By Charles H. F. Davis III, Ph.D.
Originally published at Electronic Intifada on March 21, 2025
Pro-Palestine organizers at the University of Michigan (October, 2023) Photo Credit: Charles H.F. Davis III
For the better part of two academic years, many colleges and universities have reacted rather than responded to organized study and struggle against Israeli genocide in Palestine. Most notably, this has included administrative decisions that encouraged and directed the criminalization and brutalization of involved students, staff and faculty members by campus and municipal police.
In so doing, these institutions have all but abandoned their positions of moral authority in exchange for proximity to profits and political power, creating the conditions that led to the abduction of Mahmoud Khalil, a Palestinian and recent graduate of Columbia University, by federal Immigration and Customs Enforcement (ICE) agents on 8 March.
Consistent with even selective First Amendment advocates and constitutional law experts, what happened to Khalil should be deeply concerning to all of us, especially those in the university.

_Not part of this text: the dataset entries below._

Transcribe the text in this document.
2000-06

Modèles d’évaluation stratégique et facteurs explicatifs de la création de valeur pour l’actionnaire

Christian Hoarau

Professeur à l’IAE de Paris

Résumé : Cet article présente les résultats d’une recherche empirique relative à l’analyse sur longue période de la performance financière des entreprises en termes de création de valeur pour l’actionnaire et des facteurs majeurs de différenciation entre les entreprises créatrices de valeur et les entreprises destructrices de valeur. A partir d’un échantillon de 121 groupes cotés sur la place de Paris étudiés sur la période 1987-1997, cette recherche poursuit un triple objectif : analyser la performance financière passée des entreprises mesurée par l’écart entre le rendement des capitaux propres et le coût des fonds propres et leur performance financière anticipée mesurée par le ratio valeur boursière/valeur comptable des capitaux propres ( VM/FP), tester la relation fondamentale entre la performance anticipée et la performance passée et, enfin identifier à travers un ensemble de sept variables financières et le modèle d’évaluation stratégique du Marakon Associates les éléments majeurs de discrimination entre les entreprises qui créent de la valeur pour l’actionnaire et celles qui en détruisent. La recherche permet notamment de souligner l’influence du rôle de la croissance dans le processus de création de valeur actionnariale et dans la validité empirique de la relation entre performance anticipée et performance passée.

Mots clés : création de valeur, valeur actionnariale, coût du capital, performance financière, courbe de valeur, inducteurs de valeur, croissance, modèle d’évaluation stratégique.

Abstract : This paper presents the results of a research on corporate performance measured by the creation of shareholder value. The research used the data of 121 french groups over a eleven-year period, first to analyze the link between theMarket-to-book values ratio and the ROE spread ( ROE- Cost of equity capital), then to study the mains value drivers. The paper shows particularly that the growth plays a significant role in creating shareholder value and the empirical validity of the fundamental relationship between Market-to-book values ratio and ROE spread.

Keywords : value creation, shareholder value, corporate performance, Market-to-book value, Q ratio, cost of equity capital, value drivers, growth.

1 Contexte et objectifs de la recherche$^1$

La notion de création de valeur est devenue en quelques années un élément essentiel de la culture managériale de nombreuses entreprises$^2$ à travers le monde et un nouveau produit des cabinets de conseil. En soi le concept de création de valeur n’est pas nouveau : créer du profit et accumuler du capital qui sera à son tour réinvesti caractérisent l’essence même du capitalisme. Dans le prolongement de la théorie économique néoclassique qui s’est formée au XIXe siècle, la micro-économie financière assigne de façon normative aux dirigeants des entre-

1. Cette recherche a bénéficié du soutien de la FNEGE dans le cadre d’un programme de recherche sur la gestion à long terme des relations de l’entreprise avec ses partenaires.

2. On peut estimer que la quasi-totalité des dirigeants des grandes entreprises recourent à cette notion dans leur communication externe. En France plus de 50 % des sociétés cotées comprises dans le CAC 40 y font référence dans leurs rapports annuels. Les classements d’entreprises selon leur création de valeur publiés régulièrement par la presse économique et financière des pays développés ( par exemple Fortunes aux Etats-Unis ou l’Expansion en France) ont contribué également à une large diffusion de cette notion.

Minimally, the question of how a legal permanent resident (i.e., a green-card holder) could be summarily detained and held captive by federal agents without due process remains insufficiently answered. And yet his abduction, which occurred despite having expressed concerns to university officials about ICE or other “dangerous individuals” coming to his home, demonstrates how an acute focus on legality obscures the interpretive nature and malleability of the law by authoritative power.